Most of the protection services filter the traffic, standing like a shield in front of the sites, and only let pass the approved visitors.
They can block bots, DDoS attacks, and mass-hacker invasions. These are the most common companies: Cloudflare, Akamai, Datadome, Kasada, and Imperva.
They cannot access the website’s database, but they monitor the traversing traffic and observe the visitor’s
- IP address and Geolocation
- TLS fingerprint
- HTTP headers
They also monitor the frequency of received requests by one client.
Modern protection systems check if the captured data package (browser fingerprint) is consistent or not. For example, if the client’s user-agent states that the client’s browser is Chrome 100, they are checking if other parts of the browser fingerprint also suggest that the browser is actually a Chrome 100. To achieve this, they often compare results with other visitor’s browser fingerprint.
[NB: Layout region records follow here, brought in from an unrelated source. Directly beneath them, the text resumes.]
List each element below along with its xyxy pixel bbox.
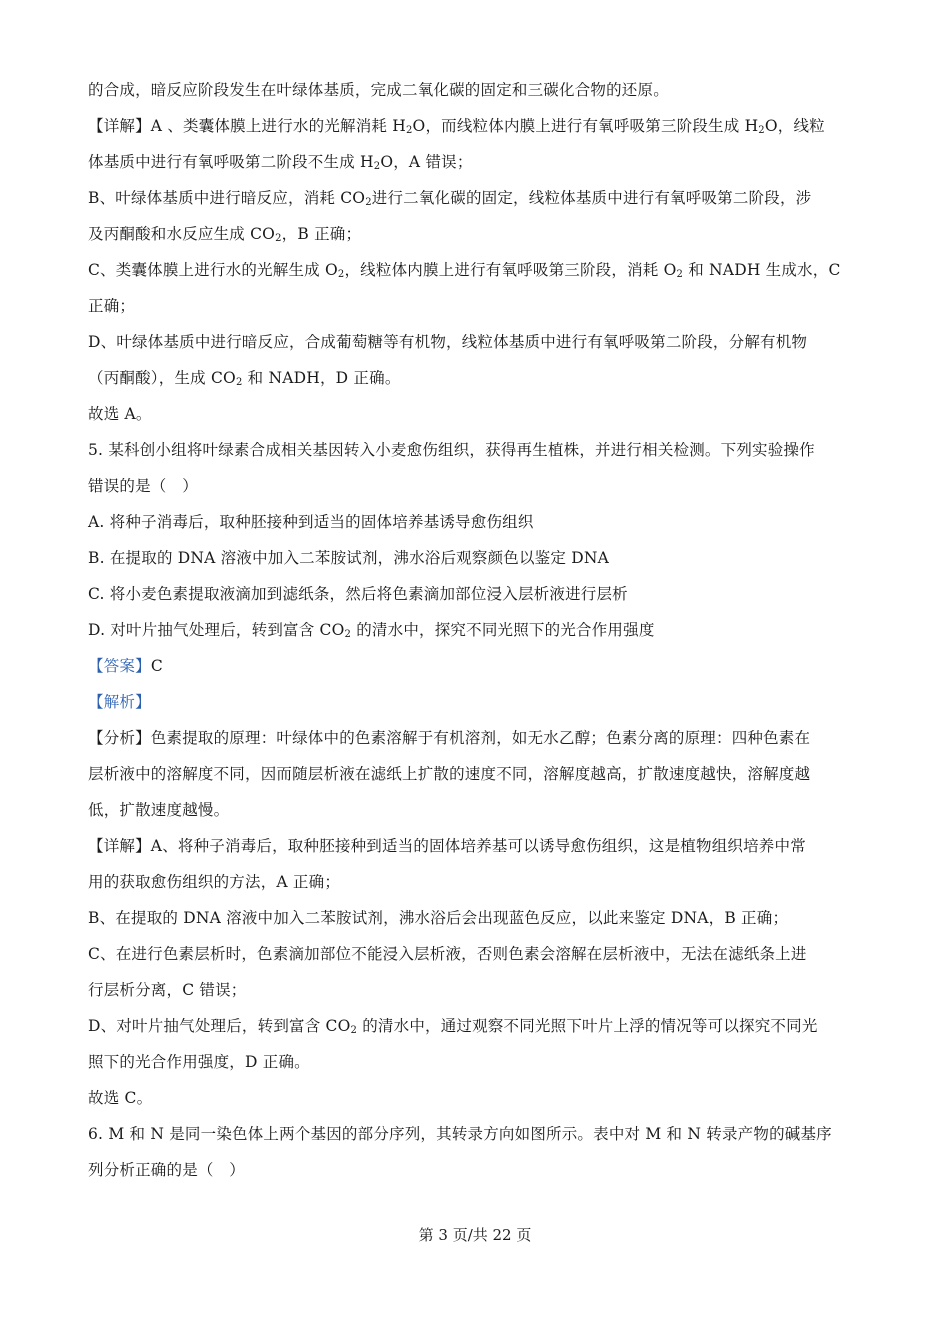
text-line [88,1008,863,1044]
text-line [88,648,863,684]
text-line [88,1080,863,1116]
text-segment: 的清水中，探究不同光照下的光合作用强度 [351,621,655,639]
text-segment: 6. M 和 N 是同一染色体上两个基因的部分序列，其转录方向如图所示。表中对 M 和 N 转录产物的碱基序 [88,1125,832,1143]
text-line [88,324,863,360]
text-line [88,108,863,144]
text-segment: 用的获取愈伤组织的方法，A 正确； [88,873,341,891]
text-segment: O，线粒 [764,117,825,135]
text-line [88,252,863,288]
subscript: 2 [235,377,243,388]
text-segment: C. 将小麦色素提取液滴加到滤纸条，然后将色素滴加部位浸入层析液进行层析 [88,585,628,603]
text-segment: 【详解】A 、类囊体膜上进行水的光解消耗 H [88,117,406,135]
text-segment: 【详解】A、将种子消毒后，取种胚接种到适当的固体培养基可以诱导愈伤组织，这是植物组织培养中常 [88,837,806,855]
subscript: 2 [405,125,413,136]
text-segment: 的清水中，通过观察不同光照下叶片上浮的情况等可以探究不同光 [357,1017,818,1035]
subscript: 2 [337,269,345,280]
text-segment: 低，扩散速度越慢。 [88,801,230,819]
answer-value: C [150,657,163,675]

These frameworks have a big advantage: they are processing several million GB of data every day; therefore, they exactly know what an intruder looks like.
Chink in the armor
There are some tools, which can decrypt these challenges, which can be really useful, but not in the long term. The companies can make some changes in their code at any time, then it needs more time to decrypt the new code from the open-source community. Examples:
Possible outcomes from a user perspective
- If the generated browser fingerprint is familiar to the visited websites, then it can pass
- If the browser fingerprint is on the block list, then the user cannot browse the website.
- If the browser fingerprint is brand new for the website, then it can be someone who is doing some cheating
Block list (also known as Blacklist)
Most of the cloud servers are on the block list, so you cannot scrape the web from e.g., Google Cloud, Amazon AWS, Microsoft Azure, etc. Some tools are also there initially like Selenium. The block lists also contain plenty of IP addresses.
Solution? Disguise yourself.
If you are not on the blocklist, you just need to blend into the crowd – then the websites won’t detect you.